We’ll happily call bullshit on that notion. David Bowie is not just an artist, but a work of art. He may not have had provincial galleries in mind when he was reinventing himself as Ziggy Stardust, Aladdin Sane or the Thin White Duke, gathering influence from Andy Warhol, Klaus Nomi and other 20th century pop artists, but he certainly deserves them.
That said, you don’t need an art gallery membership to taste the spectrum of Bowie’s creative WTF-ery. All you need is YouTube. Bowie’s canvas has always been mass media, as much television and movies as the live stage. That’s more available than ever at a moment’s click, so what better time to revive Videoburn, our showcase of the best, weirdest stuff to be found in the streaming video abyss.

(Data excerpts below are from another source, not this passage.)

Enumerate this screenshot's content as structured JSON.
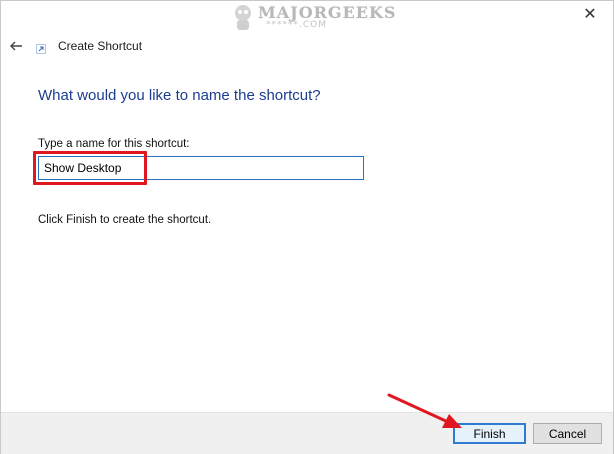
{
  "window": {
    "close_glyph": "✕",
    "title": "Create Shortcut",
    "back_glyph": "←"
  },
  "watermark": {
    "brand": "MAJORGEEKS",
    "sub": "******.COM"
  },
  "wizard": {
    "heading": "What would you like to name the shortcut?",
    "field_label": "Type a name for this shortcut:",
    "name_value": "Show Desktop",
    "info": "Click Finish to create the shortcut."
  },
  "footer": {
    "finish_label": "Finish",
    "cancel_label": "Cancel"
  },
  "colors": {
    "heading": "#1d3d8f",
    "annotation": "#e0171f",
    "focus": "#2a6fc2"
  }
}
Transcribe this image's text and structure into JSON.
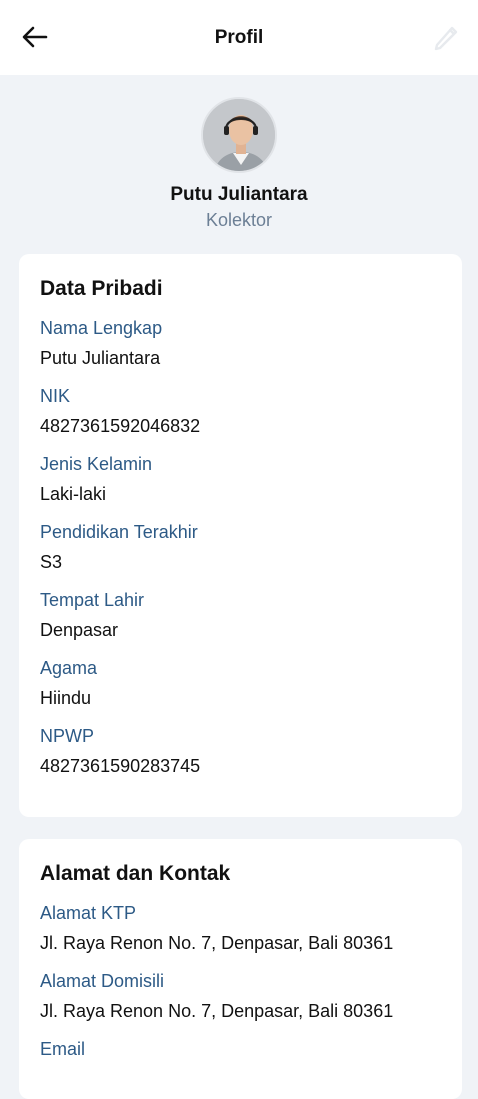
{
  "app_bar": {
    "title": "Profil",
    "back_icon": "arrow-left-icon",
    "edit_icon": "pencil-icon"
  },
  "profile": {
    "name": "Putu Juliantara",
    "role": "Kolektor"
  },
  "personal": {
    "title": "Data Pribadi",
    "fields": [
      {
        "label": "Nama Lengkap",
        "value": "Putu Juliantara"
      },
      {
        "label": "NIK",
        "value": "4827361592046832"
      },
      {
        "label": "Jenis Kelamin",
        "value": "Laki-laki"
      },
      {
        "label": "Pendidikan Terakhir",
        "value": "S3"
      },
      {
        "label": "Tempat Lahir",
        "value": "Denpasar"
      },
      {
        "label": "Agama",
        "value": "Hiindu"
      },
      {
        "label": "NPWP",
        "value": "4827361590283745"
      }
    ]
  },
  "address": {
    "title": "Alamat dan Kontak",
    "fields": [
      {
        "label": "Alamat KTP",
        "value": "Jl. Raya Renon No. 7, Denpasar, Bali 80361"
      },
      {
        "label": "Alamat Domisili",
        "value": "Jl. Raya Renon No. 7, Denpasar, Bali 80361"
      },
      {
        "label": "Email"
      }
    ]
  },
  "colors": {
    "background": "#f0f3f7",
    "label": "#2d5a86",
    "role": "#6c7f95",
    "card": "#ffffff"
  }
}
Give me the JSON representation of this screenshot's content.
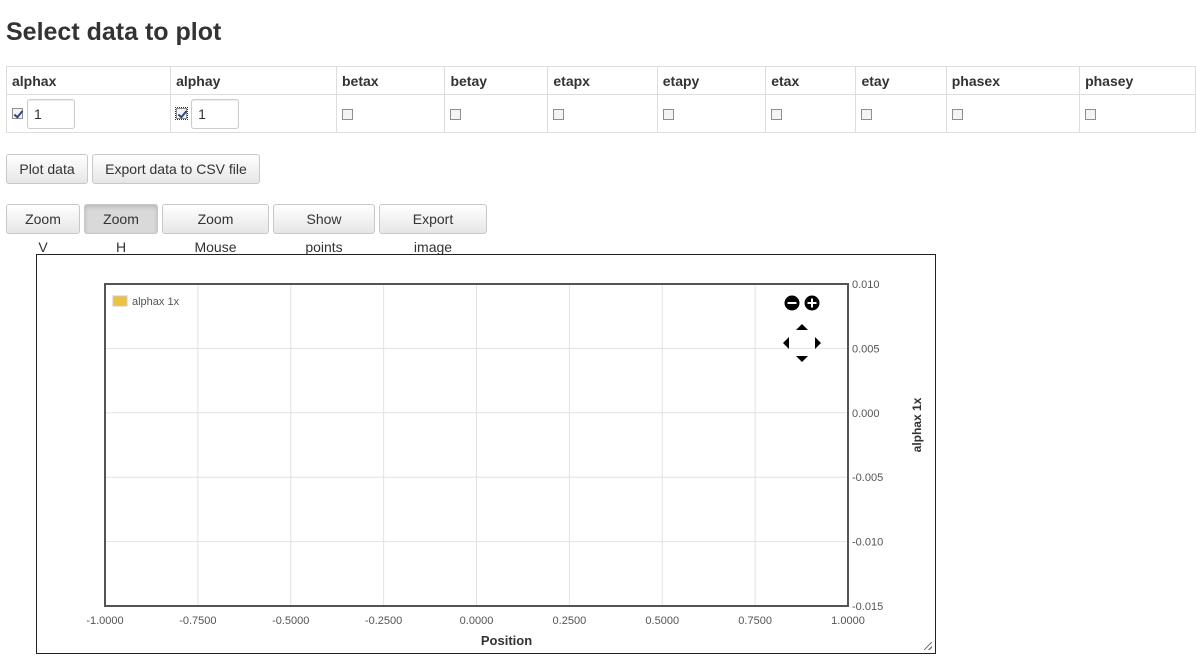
{
  "page": {
    "title": "Select data to plot"
  },
  "columns": [
    {
      "name": "alphax",
      "checked": true,
      "value": "1",
      "has_input": true
    },
    {
      "name": "alphay",
      "checked": true,
      "value": "1",
      "has_input": true
    },
    {
      "name": "betax",
      "checked": false
    },
    {
      "name": "betay",
      "checked": false
    },
    {
      "name": "etapx",
      "checked": false
    },
    {
      "name": "etapy",
      "checked": false
    },
    {
      "name": "etax",
      "checked": false
    },
    {
      "name": "etay",
      "checked": false
    },
    {
      "name": "phasex",
      "checked": false
    },
    {
      "name": "phasey",
      "checked": false
    }
  ],
  "actions": {
    "plot_label": "Plot data",
    "export_csv_label": "Export data to CSV file"
  },
  "toolbar": {
    "zoom_v_label": "Zoom V",
    "zoom_h_label": "Zoom H",
    "zoom_mouse_label": "Zoom Mouse",
    "show_points_label": "Show points",
    "export_image_label": "Export image",
    "active": "zoom_h"
  },
  "chart_data": {
    "type": "line",
    "x": [],
    "series": [
      {
        "name": "alphax 1x",
        "values": [],
        "color": "#edc240"
      }
    ],
    "xlabel": "Position",
    "ylabel": "alphax 1x",
    "xlim": [
      -1.0,
      1.0
    ],
    "ylim": [
      -0.015,
      0.01
    ],
    "xticks": [
      "-1.0000",
      "-0.7500",
      "-0.5000",
      "-0.2500",
      "0.0000",
      "0.2500",
      "0.5000",
      "0.7500",
      "1.0000"
    ],
    "yticks": [
      "0.010",
      "0.005",
      "0.000",
      "-0.005",
      "-0.010",
      "-0.015"
    ],
    "grid": true,
    "legend_position": "top-left",
    "y_axis_side": "right"
  }
}
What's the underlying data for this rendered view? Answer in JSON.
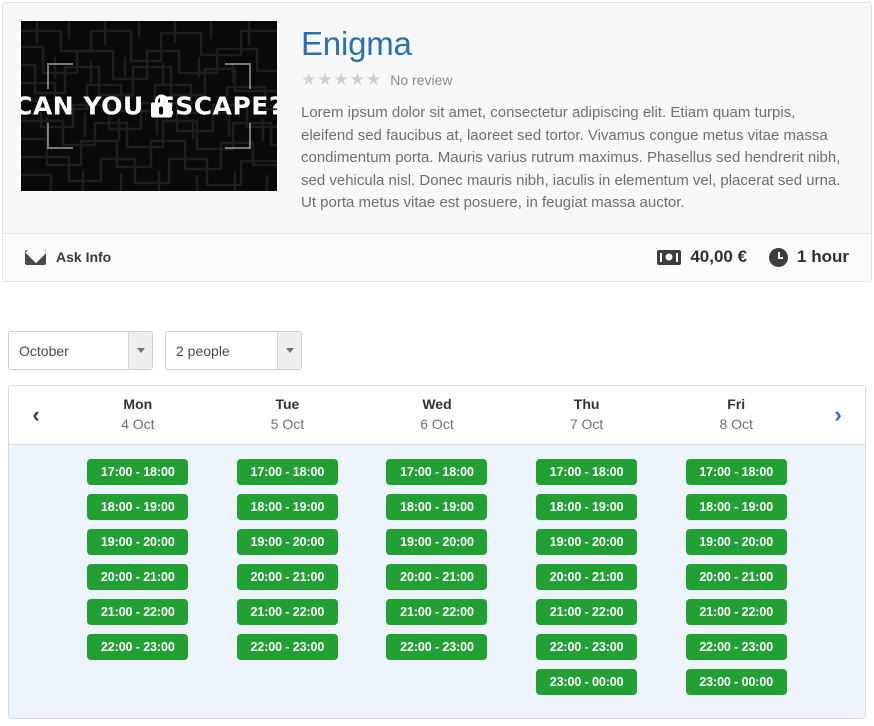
{
  "product": {
    "title": "Enigma",
    "poster": {
      "caption_before": "CAN YOU",
      "caption_after": "ESCAPE?",
      "icon": "lock-icon",
      "background_color": "#080808"
    },
    "rating": {
      "stars_total": 5,
      "stars_filled": 0,
      "star_glyph": "★",
      "review_text": "No review",
      "star_color": "#cfcfcf"
    },
    "description": "Lorem ipsum dolor sit amet, consectetur adipiscing elit. Etiam quam turpis, eleifend sed faucibus at, laoreet sed tortor. Vivamus congue metus vitae massa condimentum porta. Mauris varius rutrum maximus. Phasellus sed hendrerit nibh, sed vehicula nisl. Donec mauris nibh, iaculis in elementum vel, placerat sed urna. Ut porta metus vitae est posuere, in feugiat massa auctor.",
    "title_color": "#2a6fba"
  },
  "meta_bar": {
    "ask_info_label": "Ask Info",
    "ask_info_icon": "envelope-icon",
    "price": "40,00 €",
    "price_icon": "money-icon",
    "duration": "1 hour",
    "duration_icon": "clock-icon"
  },
  "filters": {
    "month": {
      "value": "October",
      "icon": "chevron-down-icon"
    },
    "people": {
      "value": "2 people",
      "icon": "chevron-down-icon"
    }
  },
  "calendar": {
    "prev_icon": "‹",
    "next_icon": "›",
    "slot_color": "#22a033",
    "body_background": "#eef4fb",
    "days": [
      {
        "name": "Mon",
        "date": "4 Oct",
        "slots": [
          "17:00 - 18:00",
          "18:00 - 19:00",
          "19:00 - 20:00",
          "20:00 - 21:00",
          "21:00 - 22:00",
          "22:00 - 23:00"
        ]
      },
      {
        "name": "Tue",
        "date": "5 Oct",
        "slots": [
          "17:00 - 18:00",
          "18:00 - 19:00",
          "19:00 - 20:00",
          "20:00 - 21:00",
          "21:00 - 22:00",
          "22:00 - 23:00"
        ]
      },
      {
        "name": "Wed",
        "date": "6 Oct",
        "slots": [
          "17:00 - 18:00",
          "18:00 - 19:00",
          "19:00 - 20:00",
          "20:00 - 21:00",
          "21:00 - 22:00",
          "22:00 - 23:00"
        ]
      },
      {
        "name": "Thu",
        "date": "7 Oct",
        "slots": [
          "17:00 - 18:00",
          "18:00 - 19:00",
          "19:00 - 20:00",
          "20:00 - 21:00",
          "21:00 - 22:00",
          "22:00 - 23:00",
          "23:00 - 00:00"
        ]
      },
      {
        "name": "Fri",
        "date": "8 Oct",
        "slots": [
          "17:00 - 18:00",
          "18:00 - 19:00",
          "19:00 - 20:00",
          "20:00 - 21:00",
          "21:00 - 22:00",
          "22:00 - 23:00",
          "23:00 - 00:00"
        ]
      }
    ]
  }
}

17-year-old Bowie's First TV Appearance
David Bowie has always been a master of media manipulation, even before he was David Bowie. This 1964 BBC interview is believed to be his first television appearance, billed as 17-year-old David Jones, founder of The Society for the Prevention of Cruelty to Long-Haired Men. Of course, the Society never existed beyond this interview. It was actually a publicity stunt cooked up to drum up publicity for his mod band, the Manish Boys. But Bowie’s long-haired image was no joke. A still from his first TV appearance as David Bowie, musician, playing "Space Oddity" a few years later might as well be the Getty Image for “hippie.”
Bowie on Soul Train
In 1975, at least three transformations into his career, David Bowie decided to try his hand at soul. The resulting "plastic soul" period is remembered now as one of his best, but at the time it was a big gamble. Legend has it Bowie was so nervous about being one of the first white singers on Soul Train that he got drunk before he got onstage. You'd never know it from this performance of "Fame," his inexplicably funky collaboration with John Lennon. Less than a year later, he'd be accused of giving a Nazi salute.
The Magic Dance
Like many of his ‘60s peers, Bowie became a bit of a caricature in the ‘80s. And sure, that resulted in one of the worst ever collaborations between two rock legends, but it also gifted YouTube with this gem: David Bowie doing “The Magic Dance” with a stuffed crotch and a cast of puppets in Jim Henson’s 1986 cult classic, Labyrinth. The image of Bowie with a baby is both hilarious and terrifying.
Fire Walk With Bowie
I've never seen Fire Walk With Me, the movie sequel to David Lynch's surreal TV masterpiece, Twin Peaks, so it comes as a bit of a surprise to me that Bowie is in it. But it's hardly a stretch. The musician's white jacket/white pants combo and exaggerated Southern accent fit right into Twin Peaks' fantastic, dreamlike tone - David Bowie's comfort zone.
Little Fat Man
Until his sudden reappearance with this year’s The Next Day, David Bowie has lain low for the last decade. One glorious exception is this cameo on on Extras, singing the hilarious Ricky Gervais-penned “Little Fat Man” and proving, despite other popular lampoons, the best David Bowie parodist is David Bowie. Gervais recounted the event in GQ:
I called him up and I’d written “Little Fat Man”… I said "Can you do something quite retro, like ‘Life On Mars’?" And he went [deadpan], “Oh, of course, yeah, sure. I’ll knock off a quick 'Life On Mars,' shall I?"